Beethoven’s Symphony No. 7 in A major, Op. 92 (memorably dubbed “the apotheosis of the dance” by Richard Wagner) and his Symphony No. 8 in F major, Op. 93 were both completed in 1812. Interestingly, neither symphony has a slow movement; even the elegiac second movement of the Seventh Symphony is marked “allegretto” (though a tradition of conductors defying the composer and taking it slowly persisted for generations). They could be said to be the last symphonies of Beethoven’s “middle period”.
American composer George Walker (1922-2018) was the topic of a Classical Breakdown episode last season in conversation with Walker’s longtime friend, Dr. Mickey Terry. Walker composed five single-movement works that he entitled “Sinfonia”; the last of these, the Sinfonia No. 5, is entitled “Visions” and was completed in 2016. It is the composer’s response to the abomination that occurred at “Mother Emanuel” AME Church in Charleston, South Carolina when nine people old and young lost their lives to a gunman who, days before his monstrous crime, had posed on social media waving a Confederate flag. The “Visions” Sinfonia is Walker’s last completed composition. Its first performance was for a recording on the Albany Records label by Sinfonia Varsovia conducted by Ian Hobson.

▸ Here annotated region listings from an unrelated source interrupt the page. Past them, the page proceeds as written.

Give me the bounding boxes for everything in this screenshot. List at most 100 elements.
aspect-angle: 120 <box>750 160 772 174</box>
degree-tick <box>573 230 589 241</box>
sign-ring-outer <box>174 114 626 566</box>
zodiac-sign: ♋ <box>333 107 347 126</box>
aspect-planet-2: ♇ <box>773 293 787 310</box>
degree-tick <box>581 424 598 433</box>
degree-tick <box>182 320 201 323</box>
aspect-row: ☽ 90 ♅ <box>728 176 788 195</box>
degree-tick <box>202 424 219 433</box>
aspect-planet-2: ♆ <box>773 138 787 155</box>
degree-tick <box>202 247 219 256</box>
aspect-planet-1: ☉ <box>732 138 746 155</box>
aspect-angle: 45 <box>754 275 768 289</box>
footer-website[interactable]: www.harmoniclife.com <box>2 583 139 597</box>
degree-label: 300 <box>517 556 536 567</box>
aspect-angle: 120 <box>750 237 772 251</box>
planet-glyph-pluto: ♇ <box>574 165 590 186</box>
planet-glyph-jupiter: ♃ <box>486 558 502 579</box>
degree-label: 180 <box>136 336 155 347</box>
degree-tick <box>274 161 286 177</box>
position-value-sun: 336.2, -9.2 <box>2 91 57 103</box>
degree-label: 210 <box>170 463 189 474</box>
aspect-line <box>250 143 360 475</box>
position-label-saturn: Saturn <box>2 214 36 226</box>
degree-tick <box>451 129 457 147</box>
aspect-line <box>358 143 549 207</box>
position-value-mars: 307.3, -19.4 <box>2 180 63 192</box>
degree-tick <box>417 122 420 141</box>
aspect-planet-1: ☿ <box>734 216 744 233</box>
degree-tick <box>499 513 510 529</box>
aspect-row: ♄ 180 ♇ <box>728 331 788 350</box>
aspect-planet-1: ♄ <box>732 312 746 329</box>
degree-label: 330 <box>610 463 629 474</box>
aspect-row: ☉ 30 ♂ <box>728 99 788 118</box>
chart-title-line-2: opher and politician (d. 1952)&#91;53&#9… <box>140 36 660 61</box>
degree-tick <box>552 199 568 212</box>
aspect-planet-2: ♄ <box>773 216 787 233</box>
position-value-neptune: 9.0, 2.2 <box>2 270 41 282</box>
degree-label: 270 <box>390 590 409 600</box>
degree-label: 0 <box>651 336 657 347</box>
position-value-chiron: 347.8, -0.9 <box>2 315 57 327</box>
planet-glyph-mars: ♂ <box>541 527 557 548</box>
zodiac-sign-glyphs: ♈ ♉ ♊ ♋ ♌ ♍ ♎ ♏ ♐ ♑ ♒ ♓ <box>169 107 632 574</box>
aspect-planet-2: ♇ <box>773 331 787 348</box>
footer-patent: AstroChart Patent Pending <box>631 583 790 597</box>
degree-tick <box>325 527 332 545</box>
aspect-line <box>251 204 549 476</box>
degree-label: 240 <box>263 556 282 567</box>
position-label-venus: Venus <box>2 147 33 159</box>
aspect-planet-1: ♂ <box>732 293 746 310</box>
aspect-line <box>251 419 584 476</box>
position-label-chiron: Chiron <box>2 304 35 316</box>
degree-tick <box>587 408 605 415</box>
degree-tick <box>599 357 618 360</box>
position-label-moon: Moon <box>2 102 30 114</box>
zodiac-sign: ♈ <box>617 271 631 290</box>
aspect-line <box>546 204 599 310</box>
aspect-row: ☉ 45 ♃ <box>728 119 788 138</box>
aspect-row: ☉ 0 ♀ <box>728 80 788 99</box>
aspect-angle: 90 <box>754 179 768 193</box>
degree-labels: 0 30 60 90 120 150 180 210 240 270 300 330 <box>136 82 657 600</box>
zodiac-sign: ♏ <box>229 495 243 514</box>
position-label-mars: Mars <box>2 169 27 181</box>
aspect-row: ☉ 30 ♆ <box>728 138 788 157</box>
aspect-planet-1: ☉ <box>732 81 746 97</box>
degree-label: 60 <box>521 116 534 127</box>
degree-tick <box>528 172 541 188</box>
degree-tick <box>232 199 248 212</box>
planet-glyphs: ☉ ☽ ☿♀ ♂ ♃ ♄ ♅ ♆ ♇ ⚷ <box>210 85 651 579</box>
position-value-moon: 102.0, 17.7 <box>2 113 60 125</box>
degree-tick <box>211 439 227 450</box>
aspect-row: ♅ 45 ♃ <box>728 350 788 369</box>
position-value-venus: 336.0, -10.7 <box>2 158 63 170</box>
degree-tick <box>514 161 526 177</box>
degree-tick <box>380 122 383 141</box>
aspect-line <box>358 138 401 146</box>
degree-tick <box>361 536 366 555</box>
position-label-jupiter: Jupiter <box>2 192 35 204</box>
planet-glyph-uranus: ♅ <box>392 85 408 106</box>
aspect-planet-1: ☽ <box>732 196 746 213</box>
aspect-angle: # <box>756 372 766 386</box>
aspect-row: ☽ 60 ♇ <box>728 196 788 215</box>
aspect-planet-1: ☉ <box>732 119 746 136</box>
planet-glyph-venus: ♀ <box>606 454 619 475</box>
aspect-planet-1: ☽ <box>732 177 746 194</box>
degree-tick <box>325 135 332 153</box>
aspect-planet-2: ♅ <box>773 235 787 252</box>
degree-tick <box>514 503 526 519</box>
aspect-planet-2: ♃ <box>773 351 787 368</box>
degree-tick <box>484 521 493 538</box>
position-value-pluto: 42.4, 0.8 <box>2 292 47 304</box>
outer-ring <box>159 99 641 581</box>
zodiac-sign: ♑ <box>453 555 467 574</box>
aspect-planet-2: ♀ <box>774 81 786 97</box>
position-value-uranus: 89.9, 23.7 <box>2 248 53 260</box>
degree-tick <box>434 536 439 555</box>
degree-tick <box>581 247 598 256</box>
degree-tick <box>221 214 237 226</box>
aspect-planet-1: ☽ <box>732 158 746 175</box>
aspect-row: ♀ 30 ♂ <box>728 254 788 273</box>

The score includes rhythmic speaking parts (the composer specified that the work can be performed with or without these) that are a veiled evocation of the port of Charleston and the agonies of enslavement, such as in phrases like
The sun sets deep into the sea
And ships glide stealthily
or this utterance, heard in the Sinfonia’s final minutes:
I see the harbors and the ports where men enslaved
Were beaten, chained, auctioned and bought.
Maestro Noseda’s decision to juxtapose this work with two of Beethoven’s most ebullient orchestral compositions is a fascinating choice. Arguably a thread that runs through them is the struggle for human freedom and dignity in the face of violence and oppression. So much of Beethoven’s music is a response to the Napoleonic wars and the dramatic changes in governance and social structures in European society in his lifetime, with the decay of systems of despotism and a striving — sometimes disastrously, sometimes hopefully — toward something freer and better. Walker’s “Visions” Sinfonia is a remembrance of the enormities of history, laced with an insistence not only on not forgetting those horrors, but on dauntlessly persevering in a demand for liberation in every sense.